もう、老婦人が衰えた皮膚と肉体を化粧と宝石で補うように、貧相な肉体に無理やり筋肉という着ぐるみを纏う必要はなくなった。

 

私は、全裸になって全身を鏡に映す。

 

ギリシャ彫刻のような肉体。

 

それは私の嗜好そのもの。

 

私は、鏡に映し出される自分の姿に魅了され、酔いしれる。

 

最早、虚構で着飾る必要はなくなった。

 

追い求めていた理想が現実になった。

 

私自身が、美の主体になりえた。

 

私は、それを望んでいたのだ。

 

私は純粋に、私を愛せるようになった。

 

肉体は精神をも変えた。

 

ただし、精神のみで、その神髄となっている魂は変わっていない。

 

だが、肉体によって、精神は純化され研ぎ澄まされた。

 

最早、コンプレックスに裏打ちされた脆弱な核心に重厚な鎧を纏わせずに負えなかった精神が、透き通る原石のように一体化して曇りがなくなり輝き始めた。

 

文体が変わった。

 

「文体は、その人の人格を現す」

 

かつての私の言葉だ。

 

まさにその通りだ。

 

私は、もう幾重にも技巧を極めた修飾語を重ねる必要は無くなった。

 

その肉体に合致した文体でよいのだ。

 

明朗で快活な文章を書く。

 

そこには、何の偽りもない。

 

心の赴くままに書き進めればよいのだ。
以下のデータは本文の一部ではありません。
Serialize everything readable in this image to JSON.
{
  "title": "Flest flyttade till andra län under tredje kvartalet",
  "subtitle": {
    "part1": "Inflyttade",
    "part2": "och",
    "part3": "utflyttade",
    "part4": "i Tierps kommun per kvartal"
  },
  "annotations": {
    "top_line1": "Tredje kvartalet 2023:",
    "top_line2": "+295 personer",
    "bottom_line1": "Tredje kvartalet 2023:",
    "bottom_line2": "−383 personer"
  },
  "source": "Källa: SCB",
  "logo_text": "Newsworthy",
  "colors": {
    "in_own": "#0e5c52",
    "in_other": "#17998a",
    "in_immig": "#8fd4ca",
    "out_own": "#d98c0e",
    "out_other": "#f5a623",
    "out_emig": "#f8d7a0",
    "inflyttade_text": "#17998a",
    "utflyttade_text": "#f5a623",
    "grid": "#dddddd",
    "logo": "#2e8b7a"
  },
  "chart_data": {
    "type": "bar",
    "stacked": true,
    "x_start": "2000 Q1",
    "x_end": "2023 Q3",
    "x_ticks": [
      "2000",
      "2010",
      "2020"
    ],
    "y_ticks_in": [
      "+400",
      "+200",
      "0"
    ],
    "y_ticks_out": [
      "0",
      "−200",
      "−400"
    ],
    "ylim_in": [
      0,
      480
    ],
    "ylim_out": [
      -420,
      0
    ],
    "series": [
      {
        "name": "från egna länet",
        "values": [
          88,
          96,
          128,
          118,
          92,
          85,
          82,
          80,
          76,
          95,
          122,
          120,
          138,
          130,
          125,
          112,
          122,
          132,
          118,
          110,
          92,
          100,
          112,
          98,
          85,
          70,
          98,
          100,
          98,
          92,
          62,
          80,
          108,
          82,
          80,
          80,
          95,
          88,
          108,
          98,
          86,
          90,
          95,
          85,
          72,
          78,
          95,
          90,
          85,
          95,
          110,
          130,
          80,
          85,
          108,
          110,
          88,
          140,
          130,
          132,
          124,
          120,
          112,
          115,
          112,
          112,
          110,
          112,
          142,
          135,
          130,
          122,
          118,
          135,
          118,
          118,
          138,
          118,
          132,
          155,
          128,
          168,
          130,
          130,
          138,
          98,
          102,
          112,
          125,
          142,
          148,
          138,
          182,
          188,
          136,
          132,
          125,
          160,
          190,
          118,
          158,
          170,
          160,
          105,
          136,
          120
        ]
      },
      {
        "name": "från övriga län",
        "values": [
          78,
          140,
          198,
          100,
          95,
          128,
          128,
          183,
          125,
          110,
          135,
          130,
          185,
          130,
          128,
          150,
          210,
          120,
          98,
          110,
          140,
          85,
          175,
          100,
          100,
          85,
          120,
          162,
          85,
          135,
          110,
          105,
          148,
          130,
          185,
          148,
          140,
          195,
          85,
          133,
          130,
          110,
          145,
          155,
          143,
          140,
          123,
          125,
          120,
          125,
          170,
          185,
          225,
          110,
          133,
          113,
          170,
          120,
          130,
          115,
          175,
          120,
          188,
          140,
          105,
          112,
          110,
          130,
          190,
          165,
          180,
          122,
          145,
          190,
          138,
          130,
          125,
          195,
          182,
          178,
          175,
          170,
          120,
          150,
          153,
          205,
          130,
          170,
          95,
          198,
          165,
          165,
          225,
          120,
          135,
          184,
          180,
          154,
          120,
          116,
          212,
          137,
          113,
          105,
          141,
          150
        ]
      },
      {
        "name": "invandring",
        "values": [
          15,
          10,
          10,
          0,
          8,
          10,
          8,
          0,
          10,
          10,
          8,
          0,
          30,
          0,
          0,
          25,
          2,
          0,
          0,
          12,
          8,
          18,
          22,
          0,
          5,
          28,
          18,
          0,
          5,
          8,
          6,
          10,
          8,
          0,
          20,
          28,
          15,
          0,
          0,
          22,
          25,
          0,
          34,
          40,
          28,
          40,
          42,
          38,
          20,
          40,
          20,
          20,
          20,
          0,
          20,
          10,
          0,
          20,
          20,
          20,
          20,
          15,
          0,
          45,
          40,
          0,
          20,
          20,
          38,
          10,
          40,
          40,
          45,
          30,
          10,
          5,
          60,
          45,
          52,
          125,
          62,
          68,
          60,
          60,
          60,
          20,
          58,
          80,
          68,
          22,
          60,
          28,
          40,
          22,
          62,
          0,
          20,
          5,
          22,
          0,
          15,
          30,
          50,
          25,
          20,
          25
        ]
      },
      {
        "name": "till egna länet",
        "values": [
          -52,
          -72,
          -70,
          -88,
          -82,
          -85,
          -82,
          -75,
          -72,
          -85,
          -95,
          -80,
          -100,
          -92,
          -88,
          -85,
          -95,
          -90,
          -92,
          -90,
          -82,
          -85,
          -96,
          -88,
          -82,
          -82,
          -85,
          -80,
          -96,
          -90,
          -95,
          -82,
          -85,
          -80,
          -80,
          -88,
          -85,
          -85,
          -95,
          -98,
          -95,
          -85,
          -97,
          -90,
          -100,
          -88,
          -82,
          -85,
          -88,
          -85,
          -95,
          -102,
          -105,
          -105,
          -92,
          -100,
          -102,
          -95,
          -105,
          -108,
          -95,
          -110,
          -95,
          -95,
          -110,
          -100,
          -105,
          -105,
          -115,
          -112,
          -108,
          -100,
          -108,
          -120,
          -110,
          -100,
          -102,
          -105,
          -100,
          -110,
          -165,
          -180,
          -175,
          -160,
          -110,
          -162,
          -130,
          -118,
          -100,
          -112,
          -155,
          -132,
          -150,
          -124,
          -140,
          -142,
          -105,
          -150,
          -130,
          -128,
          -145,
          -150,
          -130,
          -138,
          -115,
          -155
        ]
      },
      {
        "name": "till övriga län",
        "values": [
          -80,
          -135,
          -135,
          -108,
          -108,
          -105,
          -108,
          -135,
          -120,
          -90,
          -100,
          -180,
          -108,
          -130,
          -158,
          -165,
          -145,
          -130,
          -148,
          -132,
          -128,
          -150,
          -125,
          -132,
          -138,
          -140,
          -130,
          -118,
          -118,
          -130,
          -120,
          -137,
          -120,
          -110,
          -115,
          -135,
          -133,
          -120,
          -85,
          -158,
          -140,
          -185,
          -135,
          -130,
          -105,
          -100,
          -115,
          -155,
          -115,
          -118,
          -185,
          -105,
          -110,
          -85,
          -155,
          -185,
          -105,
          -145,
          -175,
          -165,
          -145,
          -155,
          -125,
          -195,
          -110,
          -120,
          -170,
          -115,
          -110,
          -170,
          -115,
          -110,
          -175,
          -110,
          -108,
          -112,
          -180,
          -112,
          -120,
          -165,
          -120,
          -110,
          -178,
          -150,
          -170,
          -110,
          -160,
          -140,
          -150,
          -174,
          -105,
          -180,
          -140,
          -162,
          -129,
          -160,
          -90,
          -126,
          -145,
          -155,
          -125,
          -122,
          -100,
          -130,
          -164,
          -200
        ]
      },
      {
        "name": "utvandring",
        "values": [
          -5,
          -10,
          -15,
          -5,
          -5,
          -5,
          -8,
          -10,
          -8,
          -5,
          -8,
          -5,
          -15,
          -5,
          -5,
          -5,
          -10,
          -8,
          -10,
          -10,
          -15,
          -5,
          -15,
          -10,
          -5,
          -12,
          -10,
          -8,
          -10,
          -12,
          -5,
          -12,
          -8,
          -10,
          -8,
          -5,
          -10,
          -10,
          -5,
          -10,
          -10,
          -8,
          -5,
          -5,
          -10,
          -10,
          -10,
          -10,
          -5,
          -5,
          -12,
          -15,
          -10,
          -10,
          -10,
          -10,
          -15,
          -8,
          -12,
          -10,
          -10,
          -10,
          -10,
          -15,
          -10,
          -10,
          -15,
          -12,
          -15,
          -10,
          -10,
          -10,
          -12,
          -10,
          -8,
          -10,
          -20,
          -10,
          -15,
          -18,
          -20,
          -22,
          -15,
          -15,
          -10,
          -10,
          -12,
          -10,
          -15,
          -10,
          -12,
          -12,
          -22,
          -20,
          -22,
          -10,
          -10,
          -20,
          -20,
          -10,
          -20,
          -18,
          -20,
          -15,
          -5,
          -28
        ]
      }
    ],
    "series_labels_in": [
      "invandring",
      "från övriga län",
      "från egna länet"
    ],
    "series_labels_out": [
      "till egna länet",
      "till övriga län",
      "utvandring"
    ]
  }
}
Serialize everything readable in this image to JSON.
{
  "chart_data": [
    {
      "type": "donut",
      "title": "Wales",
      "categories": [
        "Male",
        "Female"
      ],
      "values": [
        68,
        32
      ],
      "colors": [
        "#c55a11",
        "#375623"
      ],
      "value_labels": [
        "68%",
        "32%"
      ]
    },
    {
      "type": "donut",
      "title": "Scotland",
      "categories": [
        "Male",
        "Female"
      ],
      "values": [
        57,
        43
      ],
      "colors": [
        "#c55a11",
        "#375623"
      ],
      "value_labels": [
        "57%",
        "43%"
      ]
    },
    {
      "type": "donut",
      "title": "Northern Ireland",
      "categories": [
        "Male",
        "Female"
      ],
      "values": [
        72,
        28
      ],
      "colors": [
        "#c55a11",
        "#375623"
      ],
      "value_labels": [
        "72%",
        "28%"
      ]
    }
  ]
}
何と心地よいことではないか。

 

草原を駆け巡るように文字を連ねれば良いだけなのだ。

 

文脈は、鼻歌のように自然に流れ出る。

 

これ程までに文章を書くことが楽しいと思ったことがない。

 

自由に空を飛び回る鳥たちのように、文章が書けるのだ。

 

もう、辛辣な批評家の顔色を窺いながら、文章を書かなくてもよいのだ。

 

今の私は、肩書という足かせにとらわれることは無い。

 

誰も私のこと知る人はいないのだ。

 

当然、愛読者と呼べる人たちはいない。

 

私は自由だ。

 

何を書いてもよいのだ。

 

生まれ変わった私は、次の100年、いや1000年に名を残すべく書き続けていく。